Within 36 hours and without a public word, Old Joe and McConnell had a deal. The Prince is a professor whose key skill is lecturing established wisdom. He has not progressed as a negotiator, although new opportunities lie immediately ahead in the debt limit and the State of the Union agenda. Also in the choice of a new Treasury secretary. We need someone like Erskine Bowles, but it looks as though we'll get Jack Lew, current White House chief of staff, another lawyer/professor ignorant of markets.
In the last years' fiscal arguments, the Right-side Republicans win the prizes for bad manners and stingy vision. However, the Left takes the overall crown for "Who took my cheese?"
Inclusive of this mini-Cliff deal, the 2013 federal deficit will remain about $1 trillion. As is, the deficit will fall by 2015 to $750 billion, but no Fed to buy the bonds. Then by 2017 the inexorable rise to $1.25 trillion in 2022, and $2 trillion and beyond by 2030, Medicare, Medicaid, and Social Security alone consuming all tax revenue in 2035.
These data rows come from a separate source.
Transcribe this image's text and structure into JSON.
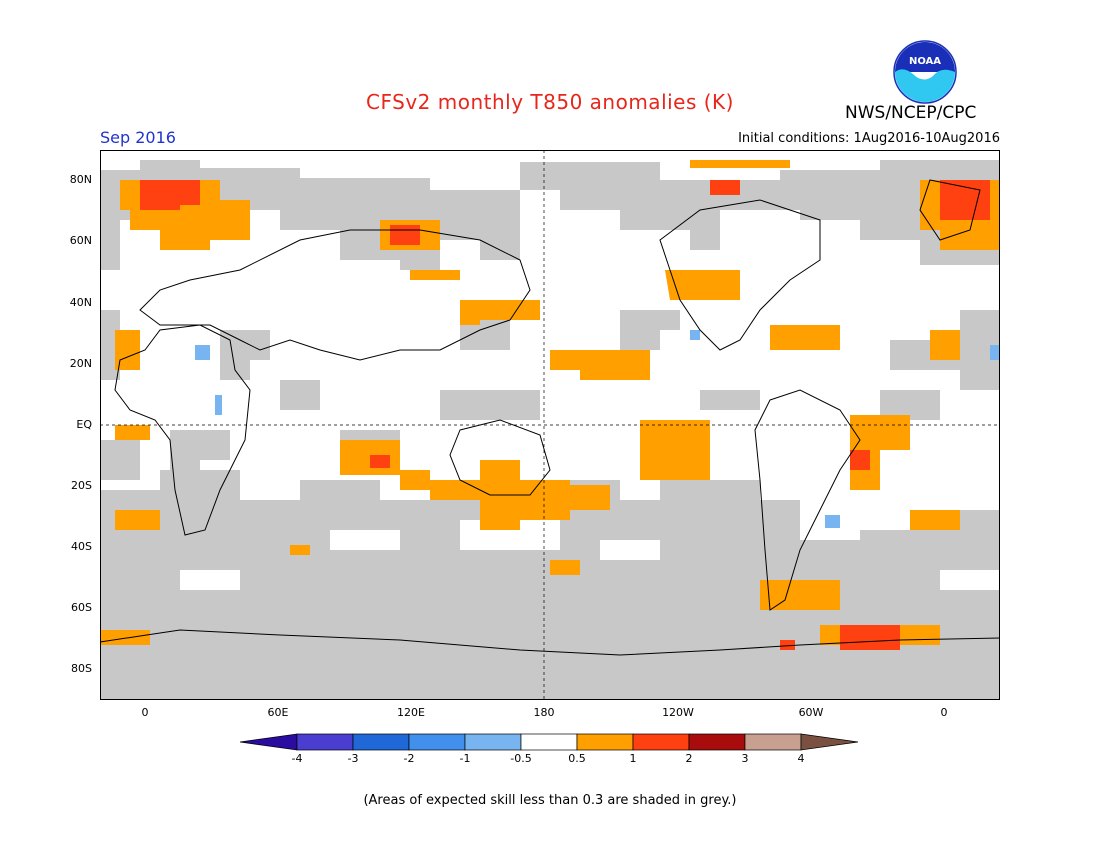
{
  "header": {
    "title": "CFSv2 monthly T850 anomalies (K)",
    "month_label": "Sep 2016",
    "initial_conditions": "Initial conditions: 1Aug2016-10Aug2016",
    "agency": "NWS/NCEP/CPC",
    "logo_text": "NOAA"
  },
  "map": {
    "lat_labels": [
      "80N",
      "60N",
      "40N",
      "20N",
      "EQ",
      "20S",
      "40S",
      "60S",
      "80S"
    ],
    "lon_labels": [
      "0",
      "60E",
      "120E",
      "180",
      "120W",
      "60W",
      "0"
    ],
    "colors": {
      "grey_mask": "#c8c8c8",
      "warm_05_1": "#ff9f00",
      "warm_1_2": "#ff4010",
      "cool_neg05_neg1": "#78b4ef",
      "neutral": "#ffffff"
    }
  },
  "colorbar": {
    "tick_labels": [
      "-4",
      "-3",
      "-2",
      "-1",
      "-0.5",
      "0.5",
      "1",
      "2",
      "3",
      "4"
    ],
    "colors": [
      "#2a0ca0",
      "#4a3ed0",
      "#2068d8",
      "#4191ec",
      "#78b4ef",
      "#ffffff",
      "#ff9f00",
      "#ff4010",
      "#a80c0c",
      "#c8a090",
      "#7a5040"
    ]
  },
  "footnote": "(Areas of expected skill less than 0.3 are shaded in grey.)"
}
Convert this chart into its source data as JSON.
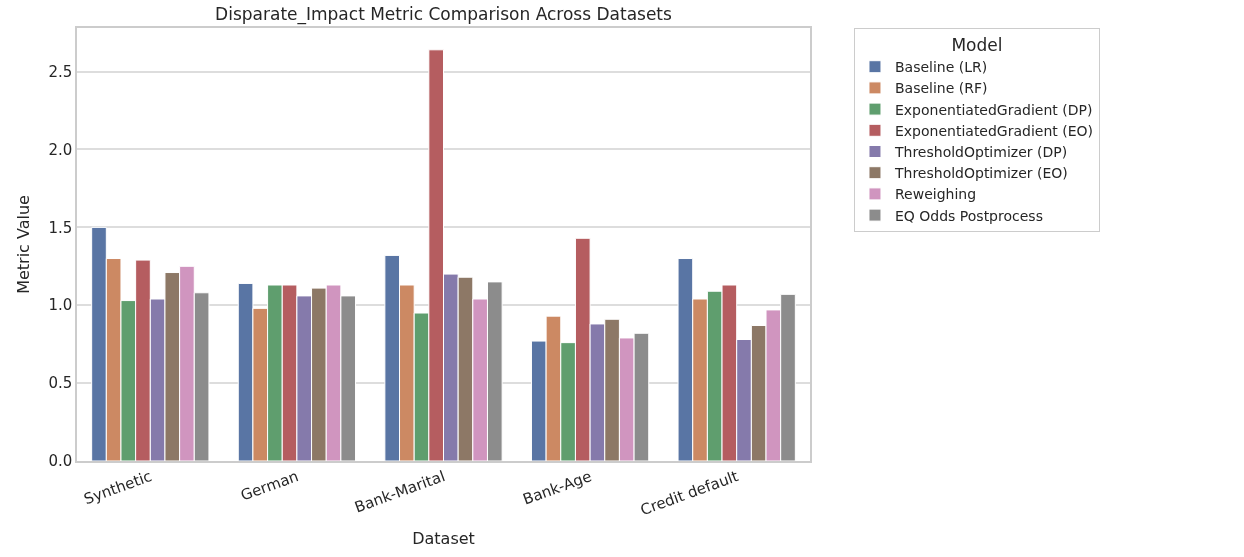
{
  "chart_data": {
    "type": "bar",
    "title": "Disparate_Impact Metric Comparison Across Datasets",
    "xlabel": "Dataset",
    "ylabel": "Metric Value",
    "legend_title": "Model",
    "categories": [
      "Synthetic",
      "German",
      "Bank-Marital",
      "Bank-Age",
      "Credit default"
    ],
    "series": [
      {
        "name": "Baseline (LR)",
        "color": "#5975a4",
        "values": [
          1.5,
          1.14,
          1.32,
          0.77,
          1.3
        ]
      },
      {
        "name": "Baseline (RF)",
        "color": "#cc8963",
        "values": [
          1.3,
          0.98,
          1.13,
          0.93,
          1.04
        ]
      },
      {
        "name": "ExponentiatedGradient (DP)",
        "color": "#5f9e6e",
        "values": [
          1.03,
          1.13,
          0.95,
          0.76,
          1.09
        ]
      },
      {
        "name": "ExponentiatedGradient (EO)",
        "color": "#b55d60",
        "values": [
          1.29,
          1.13,
          2.64,
          1.43,
          1.13
        ]
      },
      {
        "name": "ThresholdOptimizer (DP)",
        "color": "#857aab",
        "values": [
          1.04,
          1.06,
          1.2,
          0.88,
          0.78
        ]
      },
      {
        "name": "ThresholdOptimizer (EO)",
        "color": "#8d7866",
        "values": [
          1.21,
          1.11,
          1.18,
          0.91,
          0.87
        ]
      },
      {
        "name": "Reweighing",
        "color": "#d095bf",
        "values": [
          1.25,
          1.13,
          1.04,
          0.79,
          0.97
        ]
      },
      {
        "name": "EQ Odds Postprocess",
        "color": "#8c8c8c",
        "values": [
          1.08,
          1.06,
          1.15,
          0.82,
          1.07
        ]
      }
    ],
    "ylim": [
      0,
      2.78
    ],
    "yticks": [
      {
        "value": 0,
        "label": "0.0"
      },
      {
        "value": 0.5,
        "label": "0.5"
      },
      {
        "value": 1,
        "label": "1.0"
      },
      {
        "value": 1.5,
        "label": "1.5"
      },
      {
        "value": 2,
        "label": "2.0"
      },
      {
        "value": 2.5,
        "label": "2.5"
      }
    ],
    "grid": "y",
    "legend": "top right"
  }
}
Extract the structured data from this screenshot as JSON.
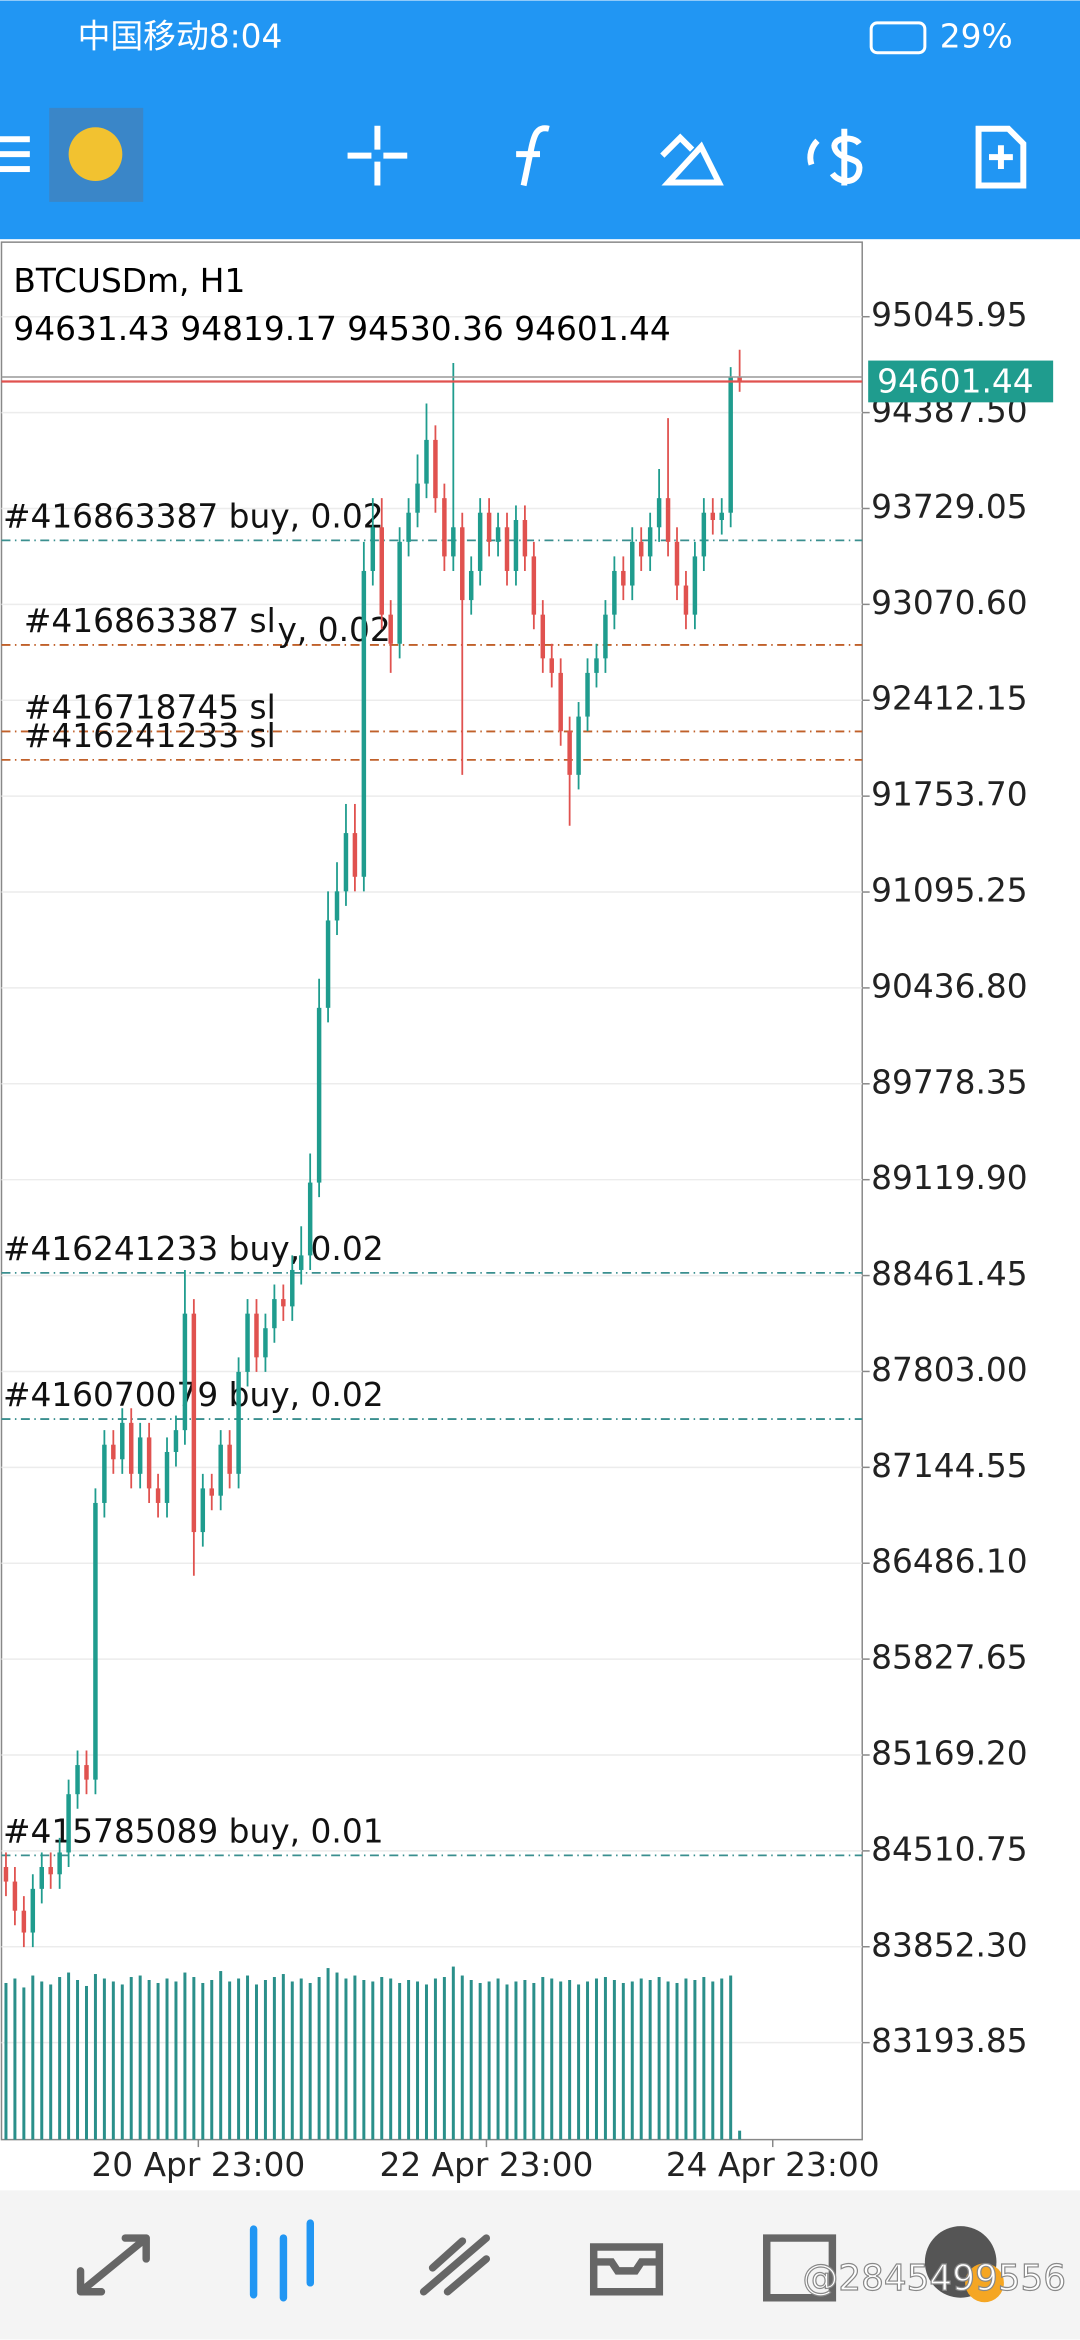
{
  "status_bar": {
    "carrier_time": "中国移动8:04",
    "battery": "29%"
  },
  "watermark": "@2845499556",
  "chart_data": {
    "type": "candlestick",
    "title": "BTCUSDm, H1",
    "bull_color": "#1f9c8e",
    "bear_color": "#e0524f",
    "volume_color": "#2a8f8a",
    "xlim": [
      -0.5,
      95.7
    ],
    "xticks": [
      {
        "value": 21.5,
        "label": "20 Apr 23:00"
      },
      {
        "value": 53.7,
        "label": "22 Apr 23:00"
      },
      {
        "value": 85.7,
        "label": "24 Apr 23:00"
      }
    ],
    "ylim": [
      82528,
      95558
    ],
    "yticks": [
      95045.95,
      {
        "value": 94387.5,
        "label": "94387.50"
      },
      93729.05,
      {
        "value": 93070.6,
        "label": "93070.60"
      },
      92412.15,
      {
        "value": 91753.7,
        "label": "91753.70"
      },
      91095.25,
      {
        "value": 90436.8,
        "label": "90436.80"
      },
      89778.35,
      {
        "value": 89119.9,
        "label": "89119.90"
      },
      88461.45,
      {
        "value": 87803,
        "label": "87803.00"
      },
      87144.55,
      {
        "value": 86486.1,
        "label": "86486.10"
      },
      85827.65,
      {
        "value": 85169.2,
        "label": "85169.20"
      },
      84510.75,
      {
        "value": 83852.3,
        "label": "83852.30"
      },
      83193.85
    ],
    "grid": true,
    "open": [
      84400,
      84300,
      84100,
      83950,
      84250,
      84400,
      84350,
      84500,
      84900,
      85100,
      85000,
      86900,
      87300,
      87200,
      87450,
      87100,
      87350,
      87000,
      86900,
      87250,
      87400,
      88200,
      86700,
      87000,
      86950,
      87300,
      87100,
      87800,
      88200,
      87900,
      88100,
      88300,
      88250,
      88500,
      88600,
      89100,
      90300,
      90900,
      91100,
      91500,
      91200,
      93300,
      93600,
      93000,
      92800,
      93500,
      93700,
      93900,
      94200,
      93800,
      93400,
      93600,
      93100,
      93300,
      93700,
      93500,
      93600,
      93300,
      93650,
      93400,
      93000,
      92700,
      92600,
      92200,
      91900,
      92300,
      92600,
      92700,
      93000,
      93300,
      93200,
      93500,
      93400,
      93600,
      93800,
      93500,
      93200,
      93000,
      93400,
      93700,
      93650,
      93700,
      94631.43
    ],
    "high": [
      84500,
      84400,
      84200,
      84350,
      84500,
      84500,
      84600,
      85000,
      85200,
      85200,
      87000,
      87400,
      87400,
      87550,
      87550,
      87450,
      87450,
      87100,
      87350,
      87500,
      88500,
      88300,
      87100,
      87100,
      87400,
      87400,
      87900,
      88300,
      88300,
      88200,
      88400,
      88400,
      88600,
      88800,
      89300,
      90500,
      91100,
      91300,
      91700,
      91700,
      93500,
      93800,
      93800,
      93100,
      93600,
      93800,
      94100,
      94450,
      94300,
      93900,
      94728,
      93700,
      93400,
      93800,
      93800,
      93700,
      93700,
      93750,
      93750,
      93500,
      93100,
      92800,
      92700,
      92300,
      92400,
      92700,
      92800,
      93100,
      93400,
      93400,
      93600,
      93600,
      93700,
      94000,
      94350,
      93600,
      93300,
      93500,
      93800,
      93800,
      93800,
      94700,
      94819.17
    ],
    "low": [
      84200,
      84000,
      83850,
      83850,
      84150,
      84250,
      84250,
      84400,
      84800,
      84900,
      84900,
      86800,
      87100,
      87100,
      87000,
      87000,
      86900,
      86800,
      86800,
      87150,
      87300,
      86400,
      86600,
      86850,
      86850,
      87000,
      87000,
      87700,
      87800,
      87800,
      88000,
      88150,
      88150,
      88400,
      88500,
      89000,
      90200,
      90800,
      91000,
      91100,
      91100,
      93200,
      92900,
      92600,
      92700,
      93400,
      93600,
      93800,
      93700,
      93300,
      93300,
      91900,
      93000,
      93200,
      93400,
      93400,
      93200,
      93200,
      93300,
      92900,
      92600,
      92500,
      92100,
      91550,
      91800,
      92200,
      92500,
      92600,
      92900,
      93100,
      93100,
      93300,
      93300,
      93500,
      93400,
      93100,
      92900,
      92900,
      93300,
      93550,
      93550,
      93600,
      94530.36
    ],
    "close": [
      84300,
      84100,
      83950,
      84250,
      84400,
      84350,
      84500,
      84900,
      85100,
      85000,
      86900,
      87300,
      87200,
      87450,
      87100,
      87350,
      87000,
      86900,
      87250,
      87400,
      88200,
      86700,
      87000,
      86950,
      87300,
      87100,
      87800,
      88200,
      87900,
      88100,
      88300,
      88250,
      88500,
      88600,
      89100,
      90300,
      90900,
      91100,
      91500,
      91200,
      93300,
      93600,
      93000,
      92800,
      93500,
      93700,
      93900,
      94200,
      93800,
      93400,
      93600,
      93100,
      93300,
      93700,
      93500,
      93600,
      93300,
      93650,
      93400,
      93000,
      92700,
      92600,
      92200,
      91900,
      92300,
      92600,
      92700,
      93000,
      93300,
      93200,
      93500,
      93400,
      93600,
      93800,
      93500,
      93200,
      93000,
      93400,
      93700,
      93650,
      93700,
      94631.43,
      94601.44
    ],
    "vlim": [
      0,
      1400
    ],
    "volume": [
      1050,
      1080,
      1020,
      1100,
      1060,
      1040,
      1090,
      1120,
      1070,
      1030,
      1110,
      1080,
      1060,
      1040,
      1090,
      1100,
      1070,
      1050,
      1080,
      1060,
      1120,
      1090,
      1050,
      1070,
      1130,
      1060,
      1080,
      1100,
      1040,
      1070,
      1090,
      1110,
      1060,
      1080,
      1050,
      1090,
      1150,
      1120,
      1080,
      1100,
      1070,
      1060,
      1090,
      1080,
      1050,
      1070,
      1060,
      1040,
      1080,
      1090,
      1160,
      1100,
      1070,
      1050,
      1060,
      1080,
      1040,
      1060,
      1070,
      1050,
      1090,
      1080,
      1060,
      1070,
      1040,
      1060,
      1080,
      1090,
      1070,
      1050,
      1060,
      1080,
      1070,
      1090,
      1060,
      1050,
      1080,
      1070,
      1090,
      1060,
      1080,
      1100,
      60
    ],
    "orders": [
      {
        "label": "#416863387 buy, 0.02",
        "price": 93510,
        "kind": "buy"
      },
      {
        "label": "#416863387 sl",
        "price": 92792,
        "kind": "sl"
      },
      {
        "label": "#416718745 sl",
        "price": 92198,
        "kind": "sl"
      },
      {
        "label": "#416241233 sl",
        "price": 92003,
        "kind": "sl"
      },
      {
        "label": "#416241233 buy, 0.02",
        "price": 88480,
        "kind": "buy"
      },
      {
        "label": "#416070079 buy, 0.02",
        "price": 87476,
        "kind": "buy"
      },
      {
        "label": "#415785089 buy, 0.01",
        "price": 84480,
        "kind": "buy"
      }
    ],
    "annotation": "y, 0.02",
    "buy_color": "#3a8f8f",
    "sl_color": "#c0602a",
    "price_line_color": "#e0524f"
  }
}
If the economy does better, then tax revenue will go up. But this week's all-tax-no-cut deal already includes a lot of those expectations for new revenue. Can't jack 'em forever. Whether the economy does better or not, one year soon we'll pay more to roll over five-year T-notes than today's 0.75 percent. Each percentage point increase will add $150 billion to each of those future-annual deficit numbers, depending on how much we've borrowed by then.